In my classroom, each student has a “browsing box” filled with 8-10 self-selected books, as well as any books I have given them during small group instruction. Each week, they select new books for the week, and return books they no longer want. To ensure that the entire class is not selecting and returning books at the same time (I tried that before- it was a mess!), I have 5 students “book shop” each day. One group shops on Mondays, one on Tuesdays, etc.
4. Create a Peaceful Space
The goal of independent reading time is to get students deeply engrossed in reading. How many times have you stayed up a little too late, lying in bed, reading just one more chapter? How often have you gotten up on the weekends, curled up with a blanket and headed to your favorite chair with a book and a cup of coffee? And all this because you just couldn’t wait to get back to your book?
When you are truly involved in a book, are you imagining yourself sitting in a cold sterile environment or someplace warm and inviting. A coffee shop or perhaps a park?
If you want your students to feel that deep immersion, it may help to build an appealing, pleasant atmosphere. The addition of a few glowing lamps, or soft music can do wonders to transform your classroom into a place where students feel calm and focused.

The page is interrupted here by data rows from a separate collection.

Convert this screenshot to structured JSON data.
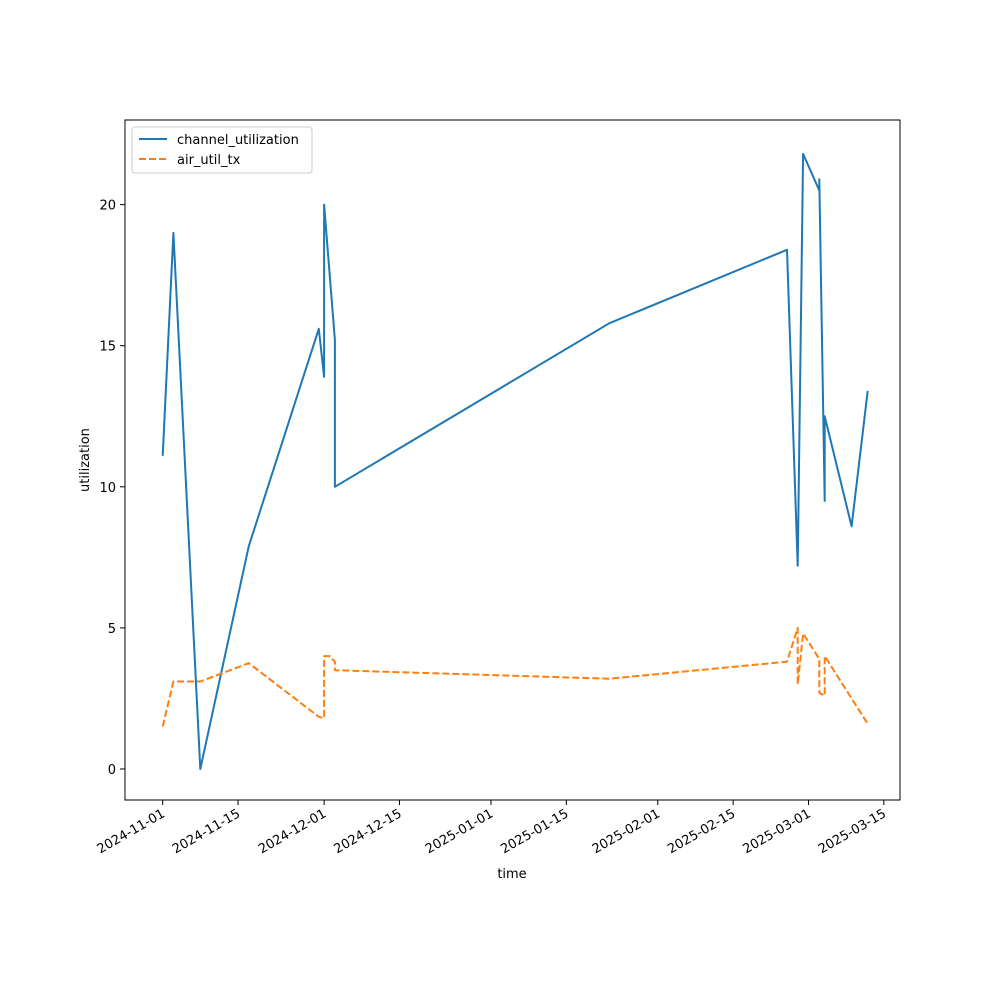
{
  "chart_data": {
    "type": "line",
    "title": "",
    "xlabel": "time",
    "ylabel": "utilization",
    "x_type": "date",
    "xlim": [
      "2024-10-25",
      "2025-03-18"
    ],
    "ylim": [
      -1.1,
      23.0
    ],
    "x_ticks": [
      "2024-11-01",
      "2024-11-15",
      "2024-12-01",
      "2024-12-15",
      "2025-01-01",
      "2025-01-15",
      "2025-02-01",
      "2025-02-15",
      "2025-03-01",
      "2025-03-15"
    ],
    "y_ticks": [
      0,
      5,
      10,
      15,
      20
    ],
    "grid": false,
    "legend_position": "upper-left",
    "series": [
      {
        "name": "channel_utilization",
        "color": "#1f77b4",
        "dash": "solid",
        "points": [
          [
            "2024-11-01",
            11.1
          ],
          [
            "2024-11-03",
            19.0
          ],
          [
            "2024-11-08",
            0.0
          ],
          [
            "2024-11-17",
            7.9
          ],
          [
            "2024-11-30",
            15.6
          ],
          [
            "2024-12-01",
            13.9
          ],
          [
            "2024-12-01",
            20.0
          ],
          [
            "2024-12-03",
            15.2
          ],
          [
            "2024-12-03",
            10.0
          ],
          [
            "2025-01-23",
            15.8
          ],
          [
            "2025-02-25",
            18.4
          ],
          [
            "2025-02-27",
            7.2
          ],
          [
            "2025-02-28",
            21.8
          ],
          [
            "2025-03-03",
            20.5
          ],
          [
            "2025-03-03",
            20.9
          ],
          [
            "2025-03-04",
            9.5
          ],
          [
            "2025-03-04",
            12.5
          ],
          [
            "2025-03-09",
            8.6
          ],
          [
            "2025-03-12",
            13.4
          ]
        ]
      },
      {
        "name": "air_util_tx",
        "color": "#ff7f0e",
        "dash": "dashed",
        "points": [
          [
            "2024-11-01",
            1.5
          ],
          [
            "2024-11-03",
            3.1
          ],
          [
            "2024-11-08",
            3.1
          ],
          [
            "2024-11-17",
            3.75
          ],
          [
            "2024-11-30",
            1.85
          ],
          [
            "2024-12-01",
            1.8
          ],
          [
            "2024-12-01",
            4.0
          ],
          [
            "2024-12-02",
            4.0
          ],
          [
            "2024-12-03",
            3.8
          ],
          [
            "2024-12-03",
            3.5
          ],
          [
            "2025-01-23",
            3.2
          ],
          [
            "2025-02-25",
            3.8
          ],
          [
            "2025-02-27",
            5.0
          ],
          [
            "2025-02-27",
            3.0
          ],
          [
            "2025-02-28",
            4.8
          ],
          [
            "2025-03-03",
            3.9
          ],
          [
            "2025-03-03",
            2.7
          ],
          [
            "2025-03-04",
            2.6
          ],
          [
            "2025-03-04",
            4.0
          ],
          [
            "2025-03-12",
            1.6
          ]
        ]
      }
    ]
  }
}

Try creating a few nooks where students can curl up simply through furniture placement. This doesn’t mean that you have to spend a lot of money, or slave away searching through Pinterest boards. There are many ways to create a friendly space on a budget- houseplants (fake or real), calming fragrances and lighting can all make a big effect on your classroom aesthetic.
5. Teachers on the Move
During independent reading time, teachers may be doing a variety of tasks. They may be conferencing with individual students, seeing groups of students, or taking running records.
To make the most of this time, and also keeping management in mind, moving around the room is key. If you are seeing reading groups, consider seeing them in a central space in the room. If you are conferring with students, or with reading partnerships, take a clip board and travel to them.

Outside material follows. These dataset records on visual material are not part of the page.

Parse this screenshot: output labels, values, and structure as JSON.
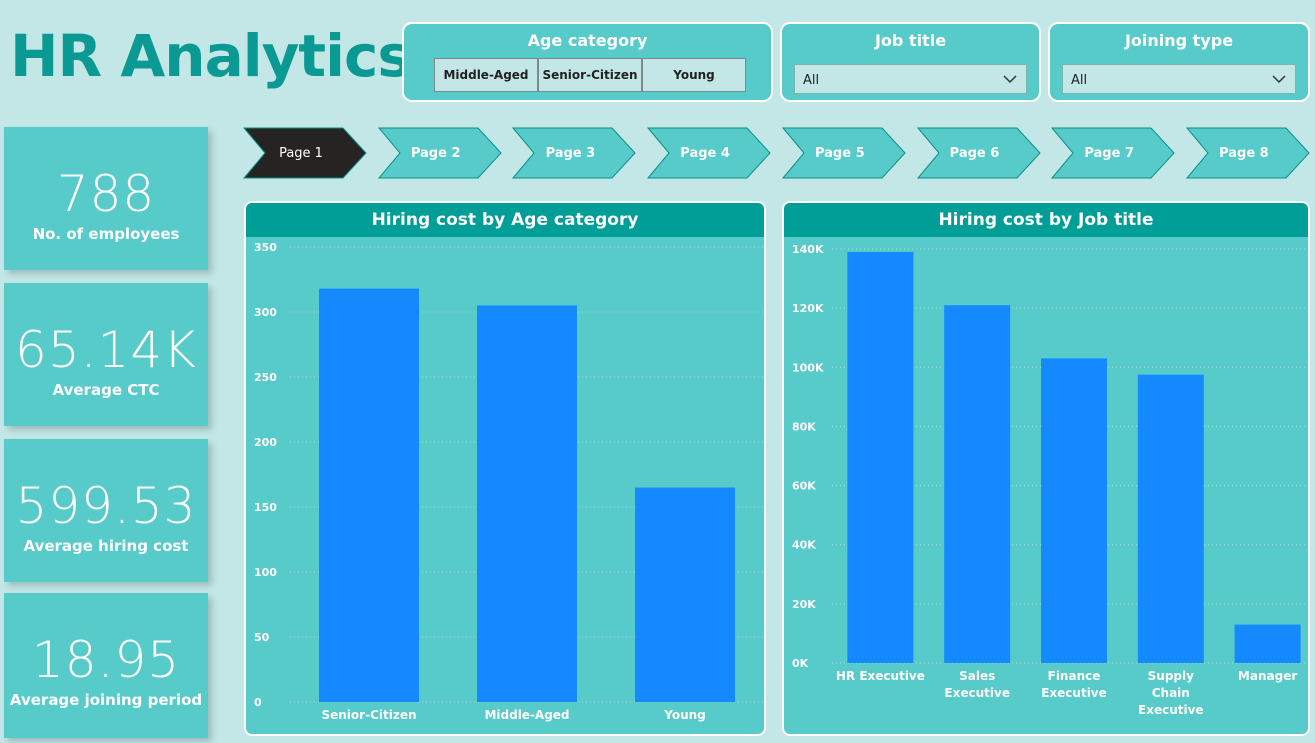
{
  "title": "HR Analytics",
  "slicers": {
    "age": {
      "label": "Age category",
      "options": [
        "Middle-Aged",
        "Senior-Citizen",
        "Young"
      ]
    },
    "job": {
      "label": "Job title",
      "value": "All"
    },
    "joining": {
      "label": "Joining type",
      "value": "All"
    }
  },
  "kpis": [
    {
      "value": "788",
      "label": "No. of employees"
    },
    {
      "value": "65.14K",
      "label": "Average CTC"
    },
    {
      "value": "599.53",
      "label": "Average hiring cost"
    },
    {
      "value": "18.95",
      "label": "Average joining period"
    }
  ],
  "pages": [
    "Page 1",
    "Page 2",
    "Page 3",
    "Page 4",
    "Page 5",
    "Page 6",
    "Page 7",
    "Page 8"
  ],
  "active_page": 0,
  "colors": {
    "bar": "#1589ff",
    "header": "#009e96",
    "panel": "#57cbc9",
    "title": "#0b9a93",
    "nav_active": "#252423",
    "nav": "#57cbc9"
  },
  "chart_data": [
    {
      "type": "bar",
      "title": "Hiring cost by Age category",
      "categories": [
        "Senior-Citizen",
        "Middle-Aged",
        "Young"
      ],
      "values": [
        318,
        305,
        165
      ],
      "yticks": [
        "0",
        "50",
        "100",
        "150",
        "200",
        "250",
        "300",
        "350"
      ],
      "ylim": [
        0,
        350
      ],
      "grid": true
    },
    {
      "type": "bar",
      "title": "Hiring cost by Job title",
      "categories": [
        "HR Executive",
        "Sales Executive",
        "Finance Executive",
        "Supply Chain Executive",
        "Manager"
      ],
      "values": [
        139000,
        121000,
        103000,
        97500,
        13000
      ],
      "yticks": [
        "0K",
        "20K",
        "40K",
        "60K",
        "80K",
        "100K",
        "120K",
        "140K"
      ],
      "ylim": [
        0,
        140000
      ],
      "grid": true
    }
  ]
}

Keep a clipboard stocked with blank running records and spaces for note keeping on reading behaviors.
While you may prefer a home base in the form of a reading table, moving around the room during independent reading can have the effect of keeping your readers on task. The added bonus is that if you plan to meet with one student, other students within earshot will also receive the benefit of the conference. Oh yeah- and you will also be sure to get those steps in!
Independent reading is the cornerstone of any literacy program, and with a few simple tweaks, both you and your students will gain a deeper love for reading.